And those action sequences, as good as they might be (I happened to think the initial one, involving what appeared to be the demolition of every road and vehicle in and around Moscow was quite excellent) nonetheless strain our ability to believe what we’re seeing could happen.

In action films, that’s the trick a director/actor/effects crew should be sensitive about.  Can the audience believe what they’re seeing might happen?  Even avoiding that question, the fact is that A Good Day to Die Hard winds up being so enthralled to those same action sequences that the characterization so beloved in the first few Die Hard films is almost completely missing.  This is easily the least “John McClane” film of the bunch.  Bruce Willis could be playing any “good guy” Bruce Willis-type character…he’s that invisible as a person within the context of the movie.

He’s not the only one.

We’re presented with McClane’s son and, to a far lesser extent, daughter in the movie, but both characters are just that, characters.  Jai Courtney, who was nicely menacing as one of the main baddies in Jack Reacher, switches to good guy mode here and isn’t all that bad…but neither is he all that great either.  The blame, as before, lies in the fact that this is a movie built around those all important action sequences.  Jack McClane’s character, therefore, is a stereotype:  The angry, abandoned son who, by the end of the film, grows to love the old man.

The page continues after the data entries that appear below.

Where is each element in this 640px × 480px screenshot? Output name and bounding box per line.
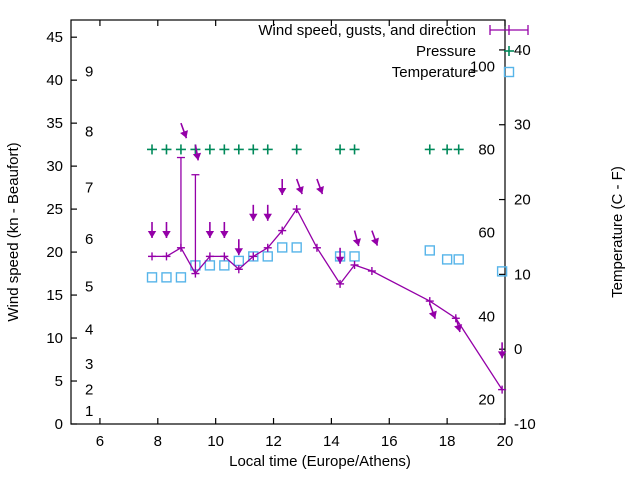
x-tick-label: 20 (497, 433, 514, 450)
wind-direction-arrowhead (180, 130, 188, 139)
wind-direction-arrowhead (295, 186, 304, 195)
y-tick-label: 30 (46, 158, 63, 175)
x-tick-label: 12 (265, 433, 282, 450)
fahrenheit-tick-label: 60 (478, 224, 495, 241)
temperature-marker (175, 272, 187, 283)
wind-direction-arrowhead (371, 237, 379, 246)
y-tick-label: 25 (46, 201, 63, 218)
temperature-marker (441, 254, 453, 265)
y2-axis-fahrenheit-ticks: 20 40 60 80 100 (470, 58, 495, 408)
wind-direction-arrowhead (497, 351, 507, 359)
wind-direction-arrowhead (192, 152, 202, 161)
temperature-marker (219, 260, 230, 271)
wind-direction-arrowhead (205, 231, 215, 238)
y-tick-label: 0 (55, 416, 63, 433)
fahrenheit-tick-label: 20 (478, 391, 495, 408)
legend-swatch-temperature (503, 66, 515, 78)
series-pressure (147, 144, 464, 155)
wind-direction-arrowhead (278, 188, 287, 196)
x-tick-label: 18 (439, 433, 456, 450)
plot-frame (70, 19, 506, 425)
y-axis-title: Wind speed (kn - Beaufort) (5, 142, 22, 321)
temperature-marker (424, 245, 435, 256)
wind-direction-arrowhead (263, 213, 272, 221)
series-wind-speed (147, 122, 507, 394)
beaufort-tick-label: 8 (85, 124, 93, 141)
beaufort-tick-label: 1 (85, 403, 93, 420)
x-axis-title: Local time (Europe/Athens) (229, 453, 411, 470)
fahrenheit-tick-label: 100 (470, 58, 495, 75)
legend-label: Temperature (392, 64, 476, 81)
wind-direction-arrowhead (316, 186, 324, 195)
temperature-marker (262, 251, 273, 262)
y-tick-label: 45 (46, 29, 63, 46)
y-tick-label: 10 (46, 330, 63, 347)
y2-tick-label: 0 (514, 341, 522, 358)
wind-direction-arrowhead (234, 248, 244, 256)
x-tick-label: 8 (154, 433, 162, 450)
temperature-marker (496, 266, 508, 277)
wind-direction-arrowhead (249, 213, 258, 221)
x-tick-label: 6 (96, 433, 104, 450)
y2-tick-label: 30 (514, 117, 531, 134)
beaufort-tick-label: 4 (85, 321, 93, 338)
y-tick-label: 35 (46, 115, 63, 132)
y2-tick-label: 40 (514, 42, 531, 59)
axis-box (70, 19, 506, 425)
temperature-marker (146, 272, 158, 283)
wind-direction-arrowhead (335, 256, 345, 264)
fahrenheit-tick-label: 40 (478, 308, 495, 325)
wind-direction-arrowhead (352, 238, 361, 247)
temperature-marker (161, 272, 172, 283)
y2-tick-label: 10 (514, 266, 531, 283)
beaufort-tick-label: 5 (85, 278, 93, 295)
temperature-marker (248, 251, 259, 262)
y2-axis-celsius-ticks: -10 0 10 20 30 40 (499, 42, 536, 433)
y2-tick-label: 20 (514, 192, 531, 209)
y2-tick-label: -10 (514, 416, 536, 433)
temperature-marker (349, 251, 360, 262)
wind-direction-arrowhead (428, 310, 437, 319)
temperature-marker (277, 242, 288, 253)
legend: Wind speed, gusts, and direction Pressure… (258, 22, 529, 81)
beaufort-tick-label: 3 (85, 356, 93, 373)
temperature-marker (204, 260, 216, 271)
beaufort-tick-label: 2 (85, 382, 93, 399)
wind-direction-arrowhead (147, 231, 157, 238)
wind-direction-arrowhead (454, 324, 463, 333)
legend-label: Wind speed, gusts, and direction (258, 22, 476, 39)
wind-direction-arrowhead (162, 231, 171, 238)
x-tick-label: 14 (323, 433, 340, 450)
temperature-marker (291, 242, 302, 253)
y-tick-label: 5 (55, 373, 63, 390)
legend-label: Pressure (416, 43, 476, 60)
x-tick-label: 16 (381, 433, 398, 450)
y2-axis-title: Temperature (C - F) (609, 166, 626, 298)
temperature-marker (453, 254, 464, 265)
y-axis-beaufort-ticks: 1 2 3 4 5 6 7 8 9 (85, 64, 93, 421)
beaufort-tick-label: 6 (85, 231, 93, 248)
fahrenheit-tick-label: 80 (478, 141, 495, 158)
y-tick-label: 20 (46, 244, 63, 261)
y-tick-label: 15 (46, 287, 63, 304)
y-axis-knots-ticks: 0 5 10 15 20 25 30 35 40 45 (46, 29, 77, 433)
y-tick-label: 40 (46, 72, 63, 89)
wind-direction-arrowhead (220, 231, 229, 238)
beaufort-tick-label: 7 (85, 180, 93, 197)
beaufort-tick-label: 9 (85, 64, 93, 81)
x-tick-label: 10 (207, 433, 224, 450)
wind-speed-line (152, 207, 503, 390)
x-axis-ticks: 6 8 10 12 14 16 18 20 (96, 20, 514, 450)
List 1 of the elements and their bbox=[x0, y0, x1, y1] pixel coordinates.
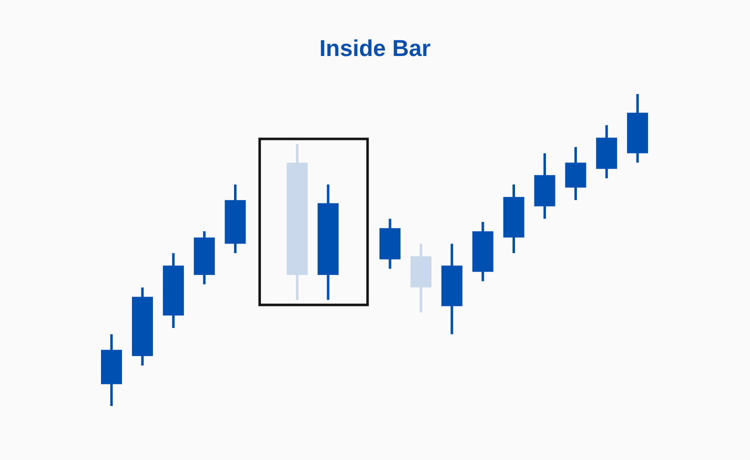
chart-title: Inside Bar bbox=[318, 34, 432, 63]
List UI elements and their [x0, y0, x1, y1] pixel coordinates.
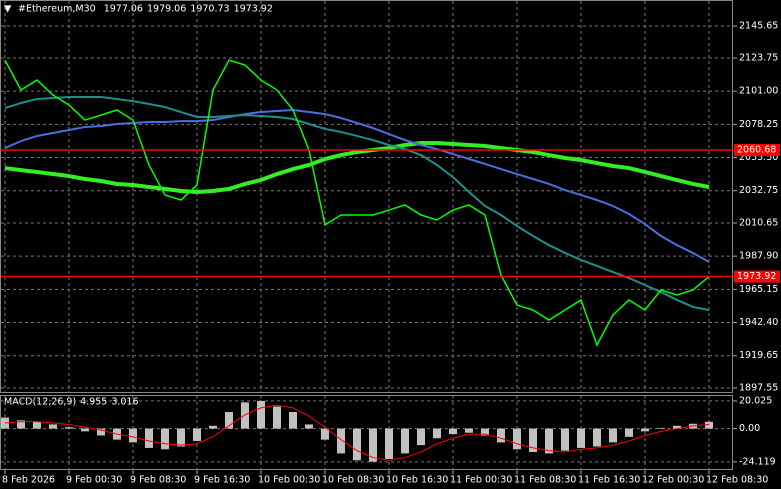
ohlc-value: 1979.06 [147, 4, 186, 15]
y-tick-label: 2145.65 [739, 21, 778, 32]
y-tick-label: 2055.50 [739, 152, 778, 163]
line-3 [4, 96, 710, 311]
y-tick-label: 2032.75 [739, 185, 778, 196]
macd-bar [673, 425, 681, 429]
x-tick-label: 11 Feb 00:30 [450, 475, 512, 486]
line-1 [4, 404, 710, 461]
y-tick-label: 1919.65 [739, 350, 778, 361]
macd-bar [561, 428, 569, 451]
macd-bar [529, 428, 537, 453]
chart-title: #Ethereum,M30 [18, 4, 96, 15]
macd-bar [145, 428, 153, 448]
macd-bar [369, 428, 377, 462]
macd-bar [33, 421, 41, 429]
x-tick-label: 10 Feb 16:30 [386, 475, 448, 486]
macd-bar [625, 428, 633, 437]
macd-bar [225, 412, 233, 429]
x-tick-label: 11 Feb 16:30 [578, 475, 640, 486]
macd-title: MACD(12,26,9) [4, 397, 76, 408]
macd-bar [257, 400, 265, 429]
macd-reading: 4.955 [80, 397, 107, 408]
macd-bar [209, 425, 217, 429]
macd-bar [497, 428, 505, 443]
x-tick-label: 8 Feb 2026 [2, 475, 55, 486]
macd-frame [0, 395, 733, 470]
macd-bar [401, 428, 409, 454]
macd-bar [241, 402, 249, 429]
x-tick-label: 9 Feb 16:30 [194, 475, 250, 486]
macd-bar [273, 406, 281, 429]
macd-bar [465, 428, 473, 433]
y-tick-label: 2101.00 [739, 86, 778, 97]
y-tick-label: 2123.75 [739, 52, 778, 63]
macd-reading: 3.016 [111, 397, 138, 408]
macd-bar [161, 428, 169, 450]
macd-bar [417, 428, 425, 446]
y-tick-label: 2078.25 [739, 119, 778, 130]
macd-bar [353, 428, 361, 461]
macd-bar [193, 428, 201, 442]
macd-bar [433, 428, 441, 439]
ohlc-value: 1973.92 [234, 4, 273, 15]
symbol-arrow: ▼ [4, 4, 12, 15]
x-tick-label: 12 Feb 08:30 [706, 475, 768, 486]
macd-bar [385, 428, 393, 459]
line-1 [4, 140, 710, 194]
y-tick-label: 1965.15 [739, 284, 778, 295]
macd-bar [321, 428, 329, 440]
ohlc-value: 1977.06 [104, 4, 143, 15]
macd-bar [609, 428, 617, 443]
macd-bar [65, 427, 73, 429]
macd-bar [17, 420, 25, 429]
y-tick-label: -24.119 [739, 456, 776, 467]
macd-bar [641, 428, 649, 432]
y-tick-label: 1942.40 [739, 317, 778, 328]
y-tick-label: 2010.65 [739, 217, 778, 228]
macd-bar [593, 428, 601, 447]
y-tick-label: 20.025 [739, 395, 772, 406]
macd-bar [97, 428, 105, 436]
level-box [734, 270, 780, 283]
macd-bar [337, 428, 345, 454]
macd-bar [481, 428, 489, 436]
level-label: 1973.92 [737, 271, 776, 282]
macd-bar [545, 428, 553, 454]
macd-bar [81, 428, 89, 432]
macd-bar [705, 421, 713, 429]
macd-bar [289, 412, 297, 429]
macd-bar [129, 428, 137, 443]
macd-bar [449, 428, 457, 435]
y-tick-label: 1987.90 [739, 251, 778, 262]
y-tick-label: 1897.55 [739, 382, 778, 393]
x-tick-label: 10 Feb 00:30 [258, 475, 320, 486]
line-0 [4, 59, 710, 347]
macd-bar [513, 428, 521, 450]
x-tick-label: 11 Feb 08:30 [514, 475, 576, 486]
macd-bar [577, 428, 585, 448]
macd-bar [49, 424, 57, 429]
level-label: 2060.68 [737, 144, 776, 155]
x-tick-label: 9 Feb 08:30 [130, 475, 186, 486]
x-tick-label: 10 Feb 08:30 [322, 475, 384, 486]
ohlc-value: 1970.73 [190, 4, 229, 15]
y-tick-label: 0.00 [739, 423, 760, 434]
line-2 [4, 108, 710, 263]
price-frame [0, 0, 733, 393]
x-tick-label: 9 Feb 00:30 [66, 475, 122, 486]
level-box [734, 143, 780, 156]
x-tick-label: 12 Feb 00:30 [642, 475, 704, 486]
macd-bar [657, 427, 665, 429]
macd-bar [177, 428, 185, 447]
macd-bar [305, 424, 313, 429]
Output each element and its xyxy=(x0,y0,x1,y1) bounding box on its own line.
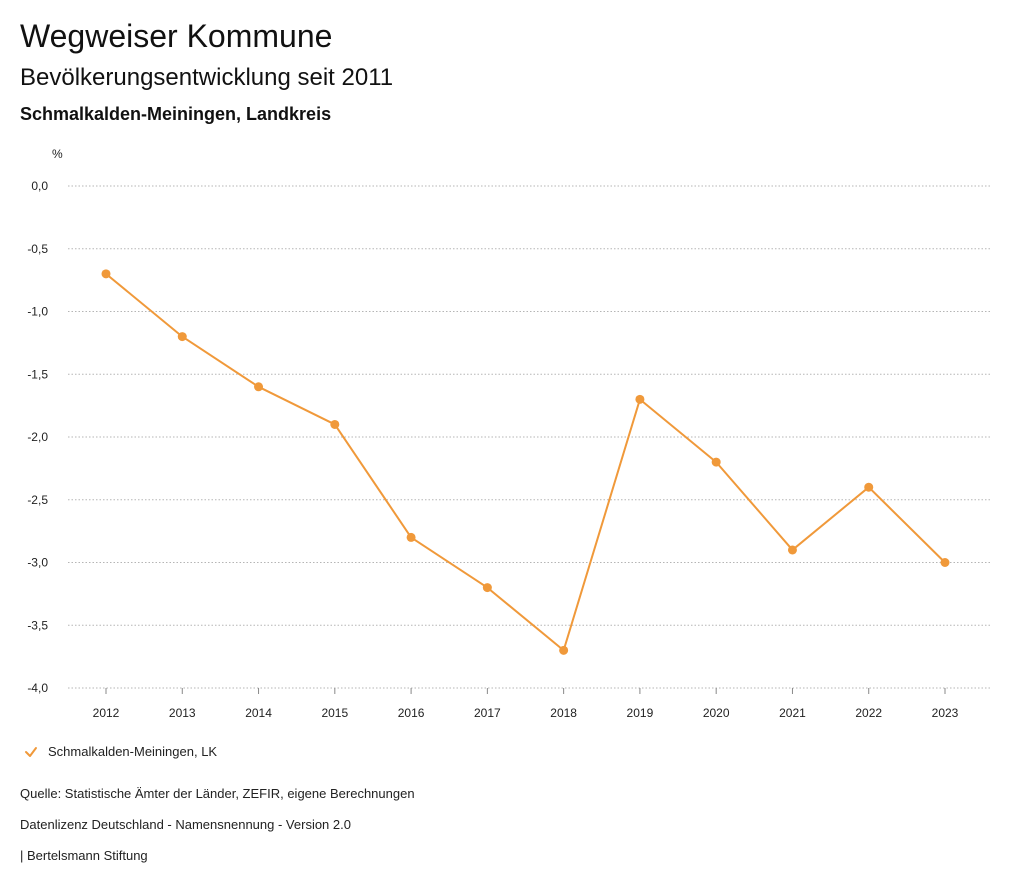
data-point[interactable] xyxy=(254,382,264,392)
legend-label: Schmalkalden-Meiningen, LK xyxy=(48,744,218,759)
x-tick-label: 2020 xyxy=(703,706,730,720)
data-point[interactable] xyxy=(940,558,950,567)
x-tick-label: 2022 xyxy=(855,706,882,720)
y-tick-label: -2,0 xyxy=(27,430,48,444)
y-tick-label: -1,0 xyxy=(27,305,48,319)
data-point[interactable] xyxy=(101,269,111,279)
y-tick-label: -3,0 xyxy=(27,556,48,570)
source-note: Quelle: Statistische Ämter der Länder, Z… xyxy=(20,786,415,801)
line-chart: % 0,0 -0,5 -1,0 -1,5 -2,0 -2,5 -3,0 -3,5 -4,0 20… xyxy=(27,147,990,720)
data-point[interactable] xyxy=(635,394,645,404)
chart-subtitle: Bevölkerungsentwicklung seit 2011 xyxy=(20,64,394,91)
data-point[interactable] xyxy=(787,545,797,555)
license-note: Datenlizenz Deutschland - Namensnennung … xyxy=(20,817,351,832)
legend[interactable]: Schmalkalden-Meiningen, LK xyxy=(24,744,217,759)
y-tick-label: -0,5 xyxy=(27,242,48,256)
x-tick-label: 2023 xyxy=(932,706,959,720)
data-point[interactable] xyxy=(330,419,340,429)
x-tick-label: 2016 xyxy=(398,706,425,720)
data-point[interactable] xyxy=(177,332,187,342)
gridlines xyxy=(68,185,990,689)
data-point[interactable] xyxy=(711,457,721,467)
x-tick-label: 2015 xyxy=(321,706,348,720)
data-point[interactable] xyxy=(482,583,492,593)
x-tick-label: 2021 xyxy=(779,706,806,720)
x-tick-label: 2018 xyxy=(550,706,577,720)
x-tick-label: 2013 xyxy=(169,706,196,720)
check-icon xyxy=(25,746,37,757)
y-tick-label: -1,5 xyxy=(27,367,48,381)
x-tick-label: 2017 xyxy=(474,706,501,720)
x-axis-ticks: 2012 2013 2014 2015 2016 2017 2018 2019 2020 2021… xyxy=(93,688,959,720)
data-point[interactable] xyxy=(406,532,416,542)
region-name: Schmalkalden-Meiningen, Landkreis xyxy=(20,104,332,124)
y-tick-label: 0,0 xyxy=(31,179,48,193)
y-tick-label: -4,0 xyxy=(27,681,48,695)
y-tick-label: -2,5 xyxy=(27,493,48,507)
x-tick-label: 2012 xyxy=(93,706,120,720)
data-series xyxy=(101,269,950,655)
data-point[interactable] xyxy=(864,482,874,492)
y-axis-ticks: 0,0 -0,5 -1,0 -1,5 -2,0 -2,5 -3,0 -3,5 -4,0 xyxy=(27,179,48,695)
publisher-note: | Bertelsmann Stiftung xyxy=(20,848,148,863)
y-tick-label: -3,5 xyxy=(27,618,48,632)
y-axis-unit-label: % xyxy=(52,147,63,161)
data-point[interactable] xyxy=(559,645,569,655)
series-line xyxy=(105,273,946,652)
x-tick-label: 2019 xyxy=(627,706,654,720)
x-tick-label: 2014 xyxy=(245,706,272,720)
page-title: Wegweiser Kommune xyxy=(20,18,333,54)
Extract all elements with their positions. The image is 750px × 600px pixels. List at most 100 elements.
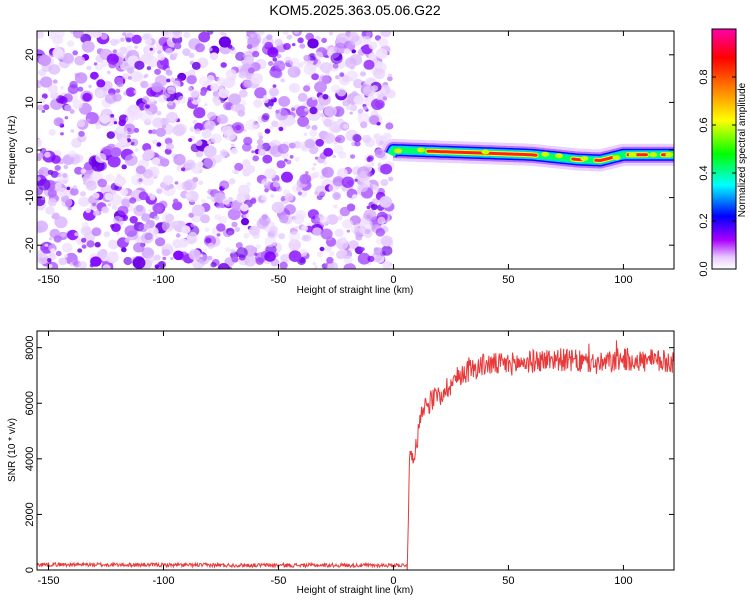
- noise-blob: [112, 49, 118, 54]
- y-tick-label: 8000: [24, 335, 36, 359]
- noise-blob: [188, 212, 194, 218]
- noise-blob: [370, 203, 378, 211]
- noise-blob: [120, 37, 125, 42]
- noise-blob: [293, 31, 300, 35]
- noise-blob: [124, 225, 138, 238]
- noise-blob: [121, 247, 127, 253]
- noise-blob: [195, 43, 205, 53]
- noise-blob: [288, 142, 296, 149]
- noise-blob: [254, 252, 258, 256]
- noise-blob: [258, 148, 266, 156]
- y-tick-label: 20: [24, 49, 36, 61]
- noise-blob: [99, 114, 110, 124]
- noise-blob: [134, 148, 139, 152]
- snr-line: [37, 340, 674, 570]
- noise-blob: [245, 164, 256, 174]
- noise-blob: [162, 256, 167, 261]
- noise-blob: [69, 187, 79, 196]
- noise-blob: [88, 84, 92, 89]
- noise-blob: [92, 192, 100, 199]
- snr-series: [37, 340, 674, 570]
- noise-blob: [380, 163, 393, 175]
- noise-blob: [311, 124, 318, 131]
- noise-blob: [165, 142, 174, 150]
- noise-blob: [133, 205, 146, 217]
- noise-blob: [348, 63, 356, 70]
- noise-blob: [297, 191, 303, 196]
- noise-blob: [108, 60, 117, 69]
- noise-blob: [110, 38, 118, 47]
- y-tick-label: -10: [24, 190, 36, 206]
- noise-blob: [272, 180, 281, 188]
- noise-blob: [103, 231, 111, 238]
- noise-blob: [37, 169, 45, 176]
- noise-blob: [142, 169, 153, 179]
- noise-blob: [129, 216, 138, 224]
- noise-blob: [227, 44, 233, 49]
- noise-blob: [85, 207, 91, 213]
- noise-blob: [50, 248, 56, 254]
- noise-blob: [141, 213, 151, 222]
- noise-blob: [294, 157, 300, 162]
- noise-blob: [287, 66, 301, 78]
- noise-blob: [238, 89, 248, 98]
- noise-blob: [332, 176, 344, 187]
- noise-blob: [57, 187, 68, 197]
- noise-blob: [48, 237, 53, 241]
- noise-blob: [243, 232, 250, 239]
- noise-blob: [362, 134, 372, 144]
- noise-blob: [227, 208, 241, 221]
- noise-blob: [207, 111, 217, 121]
- noise-blob: [96, 79, 106, 88]
- noise-blob: [69, 109, 75, 114]
- noise-blob: [312, 171, 320, 179]
- noise-blob: [321, 166, 334, 178]
- noise-blob: [363, 59, 375, 70]
- noise-blob: [188, 52, 195, 59]
- noise-blob: [195, 139, 203, 146]
- noise-blob: [48, 129, 56, 136]
- noise-blob: [336, 87, 347, 97]
- noise-blob: [388, 176, 394, 182]
- noise-blob: [297, 92, 308, 102]
- noise-blob: [238, 184, 251, 196]
- noise-blob: [117, 205, 129, 216]
- noise-blob: [188, 138, 193, 142]
- noise-blob: [189, 126, 196, 132]
- noise-blob: [252, 50, 260, 58]
- noise-blob: [342, 219, 353, 229]
- noise-blob: [228, 178, 236, 185]
- noise-blob: [161, 124, 167, 129]
- noise-blob: [275, 108, 289, 121]
- noise-blob: [185, 159, 196, 169]
- noise-blob: [162, 212, 174, 223]
- noise-blob: [304, 107, 309, 112]
- noise-blob: [74, 232, 79, 237]
- noise-blob: [278, 126, 284, 132]
- noise-blob: [44, 151, 51, 158]
- noise-blob: [74, 72, 88, 84]
- noise-blob: [54, 165, 61, 171]
- noise-blob: [165, 48, 173, 55]
- noise-blob: [149, 47, 153, 51]
- noise-blob: [139, 212, 143, 216]
- noise-blob: [377, 216, 386, 225]
- noise-blob: [204, 103, 208, 107]
- noise-blob: [190, 223, 195, 228]
- noise-blob: [322, 94, 329, 100]
- noise-blob: [167, 100, 174, 106]
- noise-blob: [388, 73, 393, 78]
- noise-blob: [140, 110, 154, 123]
- noise-blob: [41, 109, 46, 113]
- noise-blob: [95, 124, 102, 130]
- noise-blob: [299, 189, 308, 198]
- noise-blob: [37, 176, 41, 182]
- noise-blob: [312, 227, 322, 237]
- noise-blob: [346, 229, 350, 233]
- noise-blob: [311, 96, 317, 101]
- noise-blob: [336, 168, 348, 179]
- noise-blob: [201, 129, 212, 139]
- noise-blob: [367, 172, 373, 177]
- noise-blob: [172, 80, 181, 88]
- snr-background: [37, 331, 674, 570]
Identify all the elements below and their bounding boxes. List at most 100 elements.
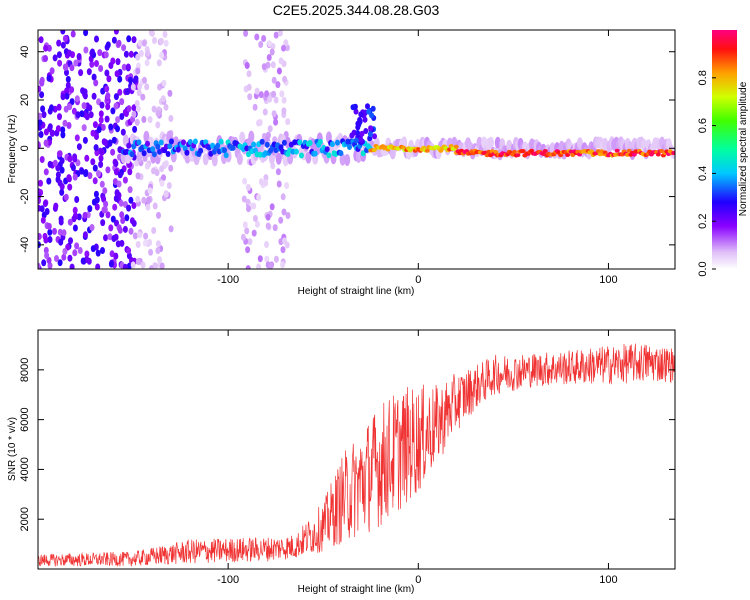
spectrogram-cell <box>49 67 55 75</box>
spectrogram-cell <box>81 102 87 110</box>
spectrogram-cell <box>47 236 53 243</box>
spectrogram-cell <box>245 246 251 254</box>
x-tick-label: -100 <box>217 574 239 586</box>
spectrogram-cell <box>39 76 45 84</box>
spectrogram-cell <box>105 166 111 174</box>
spectrogram-cell <box>116 180 122 188</box>
spectrogram-cell <box>149 30 155 37</box>
spectrogram-cell <box>267 125 273 133</box>
spectrogram-cell <box>94 60 99 67</box>
spectrogram-cell <box>258 178 264 186</box>
spectrogram-cell <box>120 217 126 224</box>
spectrogram-cell <box>338 150 344 157</box>
spectrogram-cell <box>44 252 50 259</box>
spectrogram-cell <box>266 54 272 61</box>
spectrogram-cell <box>155 240 161 248</box>
spectrogram-cell <box>43 128 49 136</box>
spectrogram-cell <box>128 76 133 84</box>
spectrogram-cell <box>131 202 137 209</box>
spectrogram-cell <box>126 35 132 43</box>
spectrogram-cell <box>161 79 167 87</box>
spectrogram-cell <box>162 30 168 38</box>
spectrogram-cell <box>114 189 120 197</box>
snr-panel: -100 0 100 2000 4000 6000 8000 Height of stra… <box>7 329 676 595</box>
spectrogram-cell <box>256 193 262 201</box>
spectrogram-cell <box>98 154 104 162</box>
spectrogram-frame <box>37 29 676 270</box>
spectrogram-cell <box>631 152 637 157</box>
x-tick-label: 0 <box>415 574 421 586</box>
spectrogram-cell <box>103 200 109 208</box>
spectrogram-cell <box>83 170 89 178</box>
spectrogram-cell <box>67 254 73 262</box>
spectrogram-cell <box>230 144 236 151</box>
spectrogram-cell <box>111 136 117 144</box>
spectrogram-cell <box>98 116 104 124</box>
spectrogram-cell <box>371 148 377 153</box>
spectrogram-cell <box>512 149 517 154</box>
spectrogram-cell <box>167 89 173 97</box>
spectrogram-cell <box>57 150 63 158</box>
y-tick-label: 20 <box>19 94 31 106</box>
spectrogram-cell <box>99 101 105 109</box>
spectrogram-cell <box>61 229 67 237</box>
spectrogram-cell <box>113 160 119 167</box>
spectrogram-cell <box>211 154 218 167</box>
spectrogram-cell <box>157 256 163 264</box>
spectrogram-cell <box>265 222 271 230</box>
spectrogram-cell <box>258 41 264 48</box>
spectrogram-cell <box>245 183 251 191</box>
spectrogram-cell <box>124 214 130 222</box>
spectrogram-cell <box>131 219 137 227</box>
spectrogram-cell <box>424 148 430 153</box>
spectrogram-cell <box>72 224 78 232</box>
spectrogram-cell <box>142 239 148 247</box>
spectrogram-cell <box>92 177 98 185</box>
spectrogram-cell <box>137 83 143 91</box>
spectrogram-cell <box>46 222 52 230</box>
spectrogram-cell <box>163 39 169 47</box>
spectrogram-cell <box>38 36 44 44</box>
spectrogram-cell <box>77 247 83 254</box>
spectrogram-cell <box>255 220 260 228</box>
spectrogram-cell <box>62 63 68 71</box>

Dodging bullets, I guess, will do that to you.

Anyway, near the end of the film we are presented with an interesting switcheroo regarding the bad guy(s) and, I have to admit, I found it a clever switch indeed (Maybe by then I was desperate for anything other than action action action).  In fact, seeing that switcheroo made me wonder what the original screenplay for this film was like.  Could it possibly have been more character oriented?  Could more thought have been put into creating a suspenseful, less pedal-to-the-metal action fest?

Who knows.

We can only judge A Good Day to Die Hard for what it is:  An expensive and near non-stop action fest that features little in the way of character development.  Not the worst action film I’ve ever seen, mind you, but one that desperately could use an infusion of the smart-assed humanity we saw in the earlier appearances of one John McClane.